Capital Market Regimes and Bank Structure in Europe

Authors


  • Ronald Shrieves received support for this project as a Research Visitor at the European Central Bank during the fall of 2005, and is also indebted the University of Tennessee Faculty Development Program for granting leave for that period. The authors are especially grateful for encouragement and comments from Philipp Hartmann, Reint Gropp, Rafael Repullo, and participants in the ECB Research Division internal seminar series. ECB librarian Jean-Paul Genot provided important assistance with the databases needed for the project.
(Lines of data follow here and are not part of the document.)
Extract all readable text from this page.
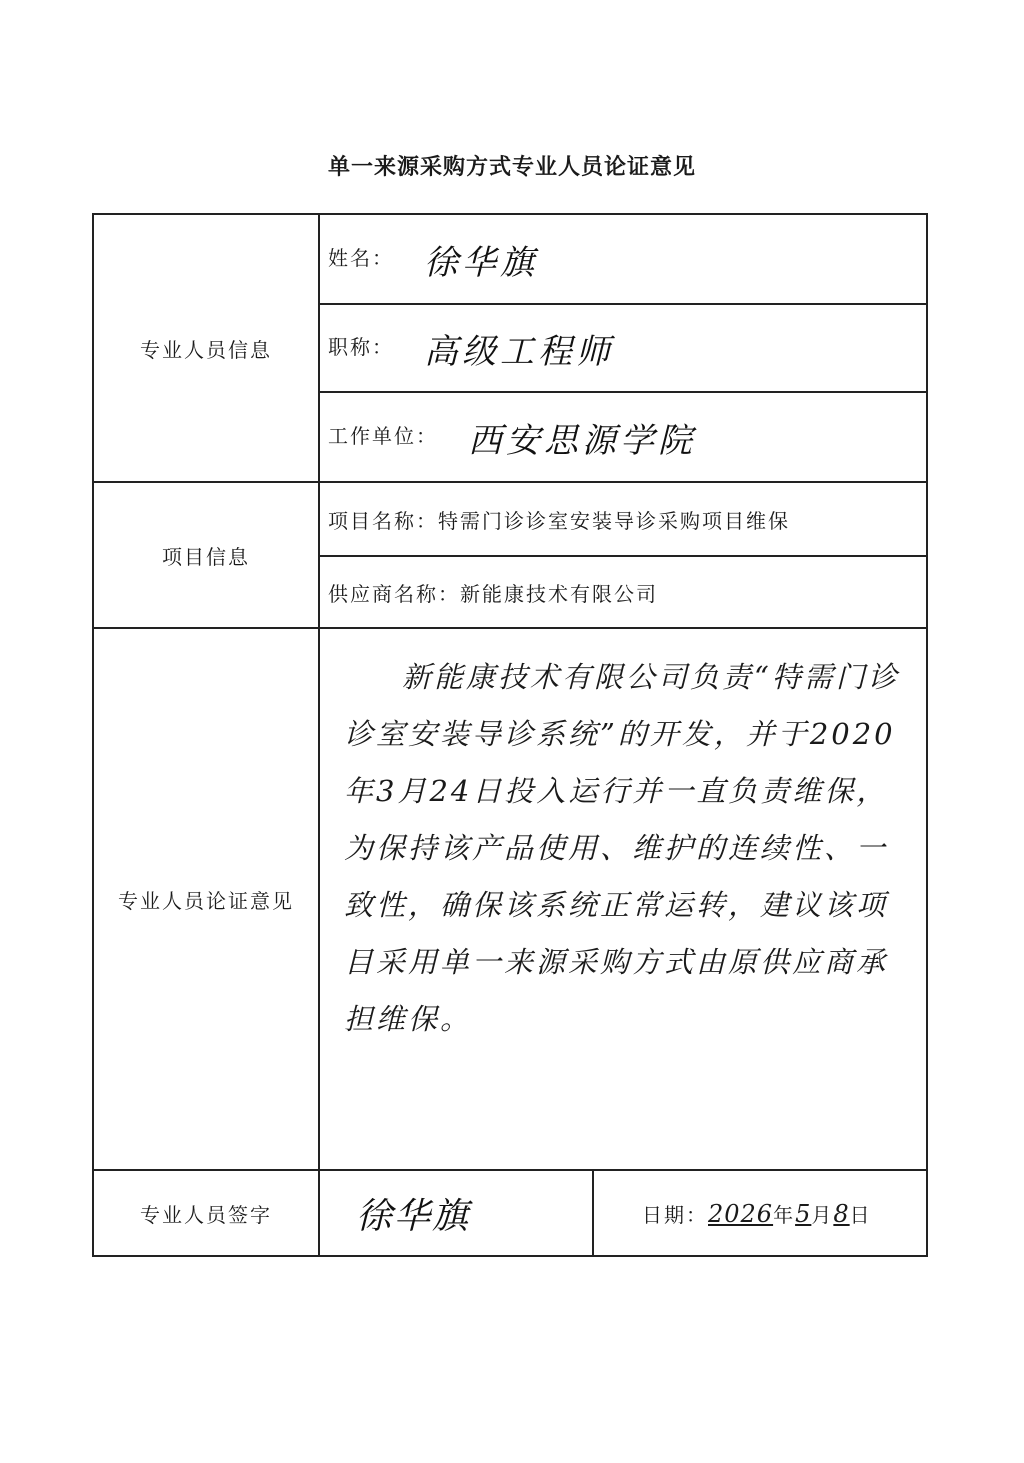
单一来源采购方式专业人员论证意见
专业人员信息	姓名： 徐华旗	
	职称： 高级工程师	
	工作单位： 西安思源学院	
项目信息	项目名称：特需门诊诊室安装导诊采购项目维保	
	供应商名称：新能康技术有限公司	
专业人员论证意见	新能康技术有限公司负责“特需门诊诊室安装导诊系统”的开发，并于2020年3月24日投入运行并一直负责维保，为保持该产品使用、维护的连续性、一致性，确保该系统正常运转，建议该项目采用单一来源采购方式由原供应商承担维保。	

专业人员签字	徐华旗	日期：2026年5月8日
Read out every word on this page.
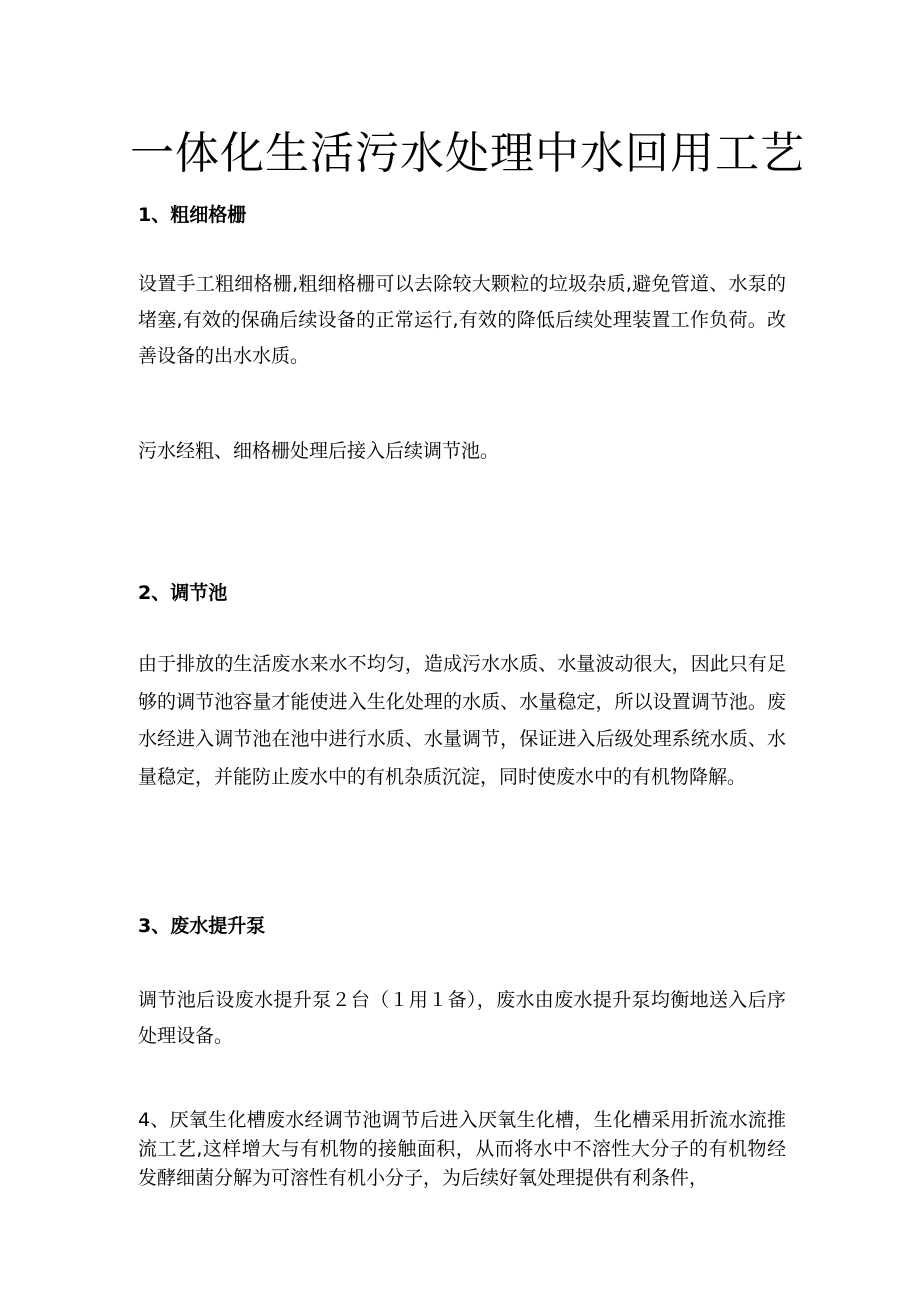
一体化生活污水处理中水回用工艺
1、粗细格栅

设置手工粗细格栅,粗细格栅可以去除较大颗粒的垃圾杂质,避免管道、水泵的堵塞,有效的保确后续设备的正常运行,有效的降低后续处理装置工作负荷。改善设备的出水水质。

污水经粗、细格栅处理后接入后续调节池。

2、调节池

由于排放的生活废水来水不均匀，造成污水水质、水量波动很大，因此只有足够的调节池容量才能使进入生化处理的水质、水量稳定，所以设置调节池。废水经进入调节池在池中进行水质、水量调节，保证进入后级处理系统水质、水量稳定，并能防止废水中的有机杂质沉淀，同时使废水中的有机物降解。

3、废水提升泵

调节池后设废水提升泵２台（１用１备），废水由废水提升泵均衡地送入后序处理设备。

4、厌氧生化槽废水经调节池调节后进入厌氧生化槽，生化槽采用折流水流推流工艺,这样增大与有机物的接触面积，从而将水中不溶性大分子的有机物经发酵细菌分解为可溶性有机小分子，为后续好氧处理提供有利条件，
The views presented in the paper are those of the authors and do not necessarily represent the views of the ECB. The paper has also benefited from comments by Tracie Woidtke, Joe Carcello, C. Warren Neel, and other participants in the University of Tennessee Corporate Governance Center. We especially thank the editor and anonymous referees.

Abstract

We hypothesize that fundamental features that distinguish European capital markets have predictably influenced emerging national differences in bank capitalization and loan growth. Using bank-level data from 13 European countries, 1998 to 2004, we find evidence of positive effects of “equity-friendly” market features on bank capitalization and positive effects of both “equity-friendly” and “credit-friendly” market features on loan growth. The findings are strongest in small banks and in banks with cooperative charters. Our results suggest that ongoing and prospective integration of European banking markets is mitigated by relatively static features of the equity and credit markets on which banks rely.